L-valve之壓力擾動分析

Abstract

本實驗採用內徑 80mm 之壓克力圓管，製成水平長度為 380 mm 之 L-valve 。而下降管長度為 1760mm。 所使用之固體粒子為平均粒徑 193.5µm ( B 類 )，及用平均粒徑 936.5 µm ( D類 )，兩者密度均為 2635kg/m3的砂。以測量固體流量及壓力擾動訊號，來探討不同上升床速、通氣位置、通氣方向和不同成分比例混合對 L-valve 性能之影響。 實驗結果顯示，不同通氣方向對於固體流量的差異僅在較低通氣位置會有影響。若在高位置通氣時， L-valve 水平段所測得壓力在高通氣量時，壓力值會趨於定值 (12500 Pa)，此時已達 L-valve 水平段所能承受之最大壓力值，固體流量將不再增加。由混合不同比例的 B 類與 D 類粒子可以發現，對使用 D 類粒子而言，若增加 B 類粒子的比例可以降低 L-valve 所需之門檻通氣量，使 L-valve 能在較低通氣量時即可操作；對使用 B 類粒子而言，若增加 D 類粒子時，因為下降管會發生有渠道效應，因此在高通氣量時不易產生大型氣泡與駐塞，而固體流量會因為 D 類粒子的增加而減少。

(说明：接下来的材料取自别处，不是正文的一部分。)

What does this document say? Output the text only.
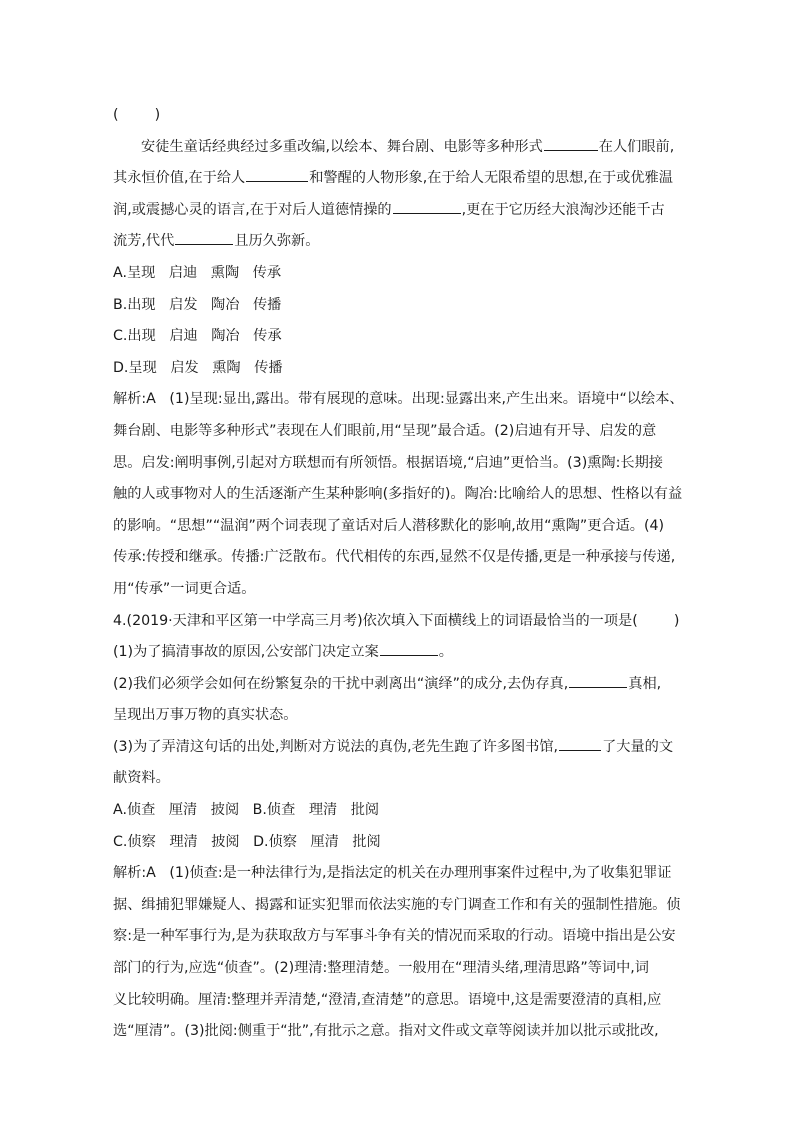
(        )
安徒生童话经典经过多重改编,以绘本、舞台剧、电影等多种形式	在人们眼前,
其永恒价值,在于给人	和警醒的人物形象,在于给人无限希望的思想,在于或优雅温
润,或震撼心灵的语言,在于对后人道德情操的	,更在于它历经大浪淘沙还能千古
流芳,代代	且历久弥新。
A.呈现   启迪   熏陶   传承
B.出现   启发   陶冶   传播
C.出现   启迪   陶冶   传承
D.呈现   启发   熏陶   传播
解析:A   (1)呈现:显出,露出。带有展现的意味。出现:显露出来,产生出来。语境中“以绘本、
舞台剧、电影等多种形式”表现在人们眼前,用“呈现”最合适。(2)启迪有开导、启发的意
思。启发:阐明事例,引起对方联想而有所领悟。根据语境,“启迪”更恰当。(3)熏陶:长期接
触的人或事物对人的生活逐渐产生某种影响(多指好的)。陶冶:比喻给人的思想、性格以有益
的影响。“思想”“温润”两个词表现了童话对后人潜移默化的影响,故用“熏陶”更合适。(4)
传承:传授和继承。传播:广泛散布。代代相传的东西,显然不仅是传播,更是一种承接与传递,
用“传承”一词更合适。
4.(2019·天津和平区第一中学高三月考)依次填入下面横线上的词语最恰当的一项是(        )
(1)为了搞清事故的原因,公安部门决定立案	。
(2)我们必须学会如何在纷繁复杂的干扰中剥离出“演绎”的成分,去伪存真,	真相,
呈现出万事万物的真实状态。
(3)为了弄清这句话的出处,判断对方说法的真伪,老先生跑了许多图书馆,	了大量的文
献资料。
A.侦查   厘清   披阅   B.侦查   理清   批阅
C.侦察   理清   披阅   D.侦察   厘清   批阅
解析:A   (1)侦查:是一种法律行为,是指法定的机关在办理刑事案件过程中,为了收集犯罪证
据、缉捕犯罪嫌疑人、揭露和证实犯罪而依法实施的专门调查工作和有关的强制性措施。侦
察:是一种军事行为,是为获取敌方与军事斗争有关的情况而采取的行动。语境中指出是公安
部门的行为,应选“侦查”。(2)理清:整理清楚。一般用在“理清头绪,理清思路”等词中,词
义比较明确。厘清:整理并弄清楚,“澄清,查清楚”的意思。语境中,这是需要澄清的真相,应
选“厘清”。(3)批阅:侧重于“批”,有批示之意。指对文件或文章等阅读并加以批示或批改,
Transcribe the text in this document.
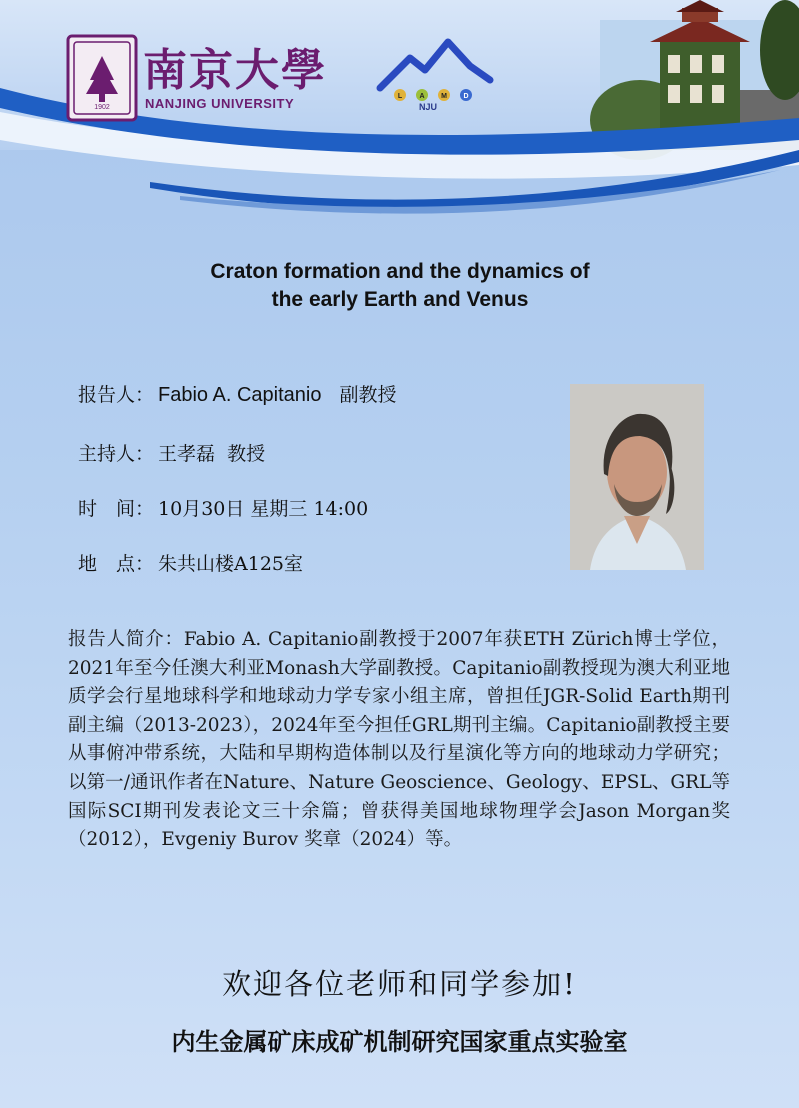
1902
L A M D
南京大學
NANJING UNIVERSITY	NJU
Craton formation and the dynamics of
the early Earth and Venus
报告人： Fabio A. Capitanio 副教授
主持人： 王孝磊  教授
时　间： 10月30日 星期三 14:00
地　点： 朱共山楼A125室
报告人简介：Fabio A. Capitanio副教授于2007年获ETH Zürich博士学位，2021年至今任澳大利亚Monash大学副教授。Capitanio副教授现为澳大利亚地质学会行星地球科学和地球动力学专家小组主席，曾担任JGR-Solid Earth期刊副主编（2013-2023），2024年至今担任GRL期刊主编。Capitanio副教授主要从事俯冲带系统，大陆和早期构造体制以及行星演化等方向的地球动力学研究；以第一/通讯作者在Nature、Nature Geoscience、Geology、EPSL、GRL等国际SCI期刊发表论文三十余篇；曾获得美国地球物理学会Jason Morgan奖（2012），Evgeniy Burov 奖章（2024）等。
欢迎各位老师和同学参加!
内生金属矿床成矿机制研究国家重点实验室
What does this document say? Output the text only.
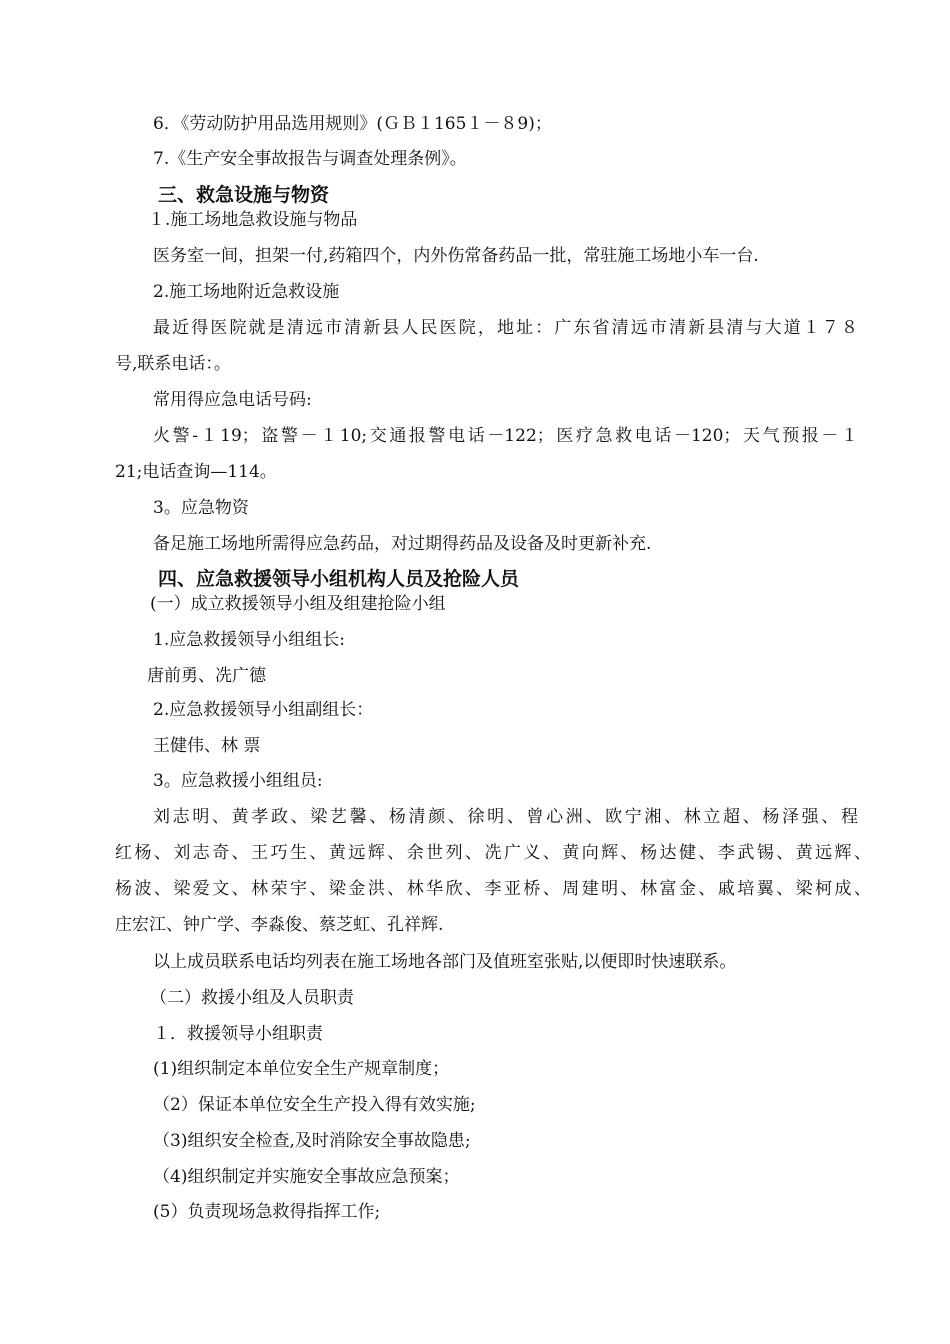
6．《劳动防护用品选用规则》(ＧＢ１165１－８9)；
7.《生产安全事故报告与调查处理条例》。
三、救急设施与物资
１.施工场地急救设施与物品
医务室一间，担架一付,药箱四个，内外伤常备药品一批，常驻施工场地小车一台.
2.施工场地附近急救设施
最近得医院就是清远市清新县人民医院，地址：广东省清远市清新县清与大道１７８
号,联系电话：。
常用得应急电话号码:
火警-１19；盗警－１10;交通报警电话－122；医疗急救电话－120；天气预报－１
21;电话查询—114。
3。应急物资
备足施工场地所需得应急药品，对过期得药品及设备及时更新补充.
四、应急救援领导小组机构人员及抢险人员
(一）成立救援领导小组及组建抢险小组
1.应急救援领导小组组长:
唐前勇、冼广德
2.应急救援领导小组副组长：
王健伟、林 票
3。应急救援小组组员:
刘志明、黄孝政、梁艺馨、杨清颜、徐明、曾心洲、欧宁湘、林立超、杨泽强、程
红杨、刘志奇、王巧生、黄远辉、余世列、冼广义、黄向辉、杨达健、李武锡、黄远辉、
杨波、梁爱文、林荣宇、梁金洪、林华欣、李亚桥、周建明、林富金、戚培翼、梁柯成、
庄宏江、钟广学、李淼俊、蔡芝虹、孔祥辉.
以上成员联系电话均列表在施工场地各部门及值班室张贴,以便即时快速联系。
（二）救援小组及人员职责
１．救援领导小组职责
(1)组织制定本单位安全生产规章制度；
（2）保证本单位安全生产投入得有效实施;
（3)组织安全检查,及时消除安全事故隐患;
（4)组织制定并实施安全事故应急预案；
(5）负责现场急救得指挥工作;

The experimental apparatus consist of L-valve and downcomer, which is made by the transparent Plexiglas columns, 80 mm i.d. The B group sand particles with mean particle size 193.5µm was used in the experiment. The D group sand particles with mean particle size 936.5 µm was used in the experiment. The density of B and D group solid were both 2635kg/m3. The influence of the riser velocity, aeration tap location, aeration direction and components were determined by the measurement of solid flow rate and pressure fluctuations at various pressure probes. The results show that the solid flow rate of L-valve in different aeration direction had differences in lower aeration tap location only. The pressure of the horizontal section of L-valve was constant in high aeration. At the time, it had reached the largest pressure (12500 Pa) that the horizontal section of L-valve could support, and the solid flow rate would not increase any more. By mixing different proportion of B group and D group solid, we can discover that if we increase the proportion of B group for using D group solid, we could decrease the threshold aeration of L-valve, and the L-valve could be operated in lower aeration. Because of the channel effect, there would have the difficulty to occur large bubbles and slugging in the downcomer if we increase D group solid for using B group solid. But the solid flow rate will decrease because of increasing D group solid.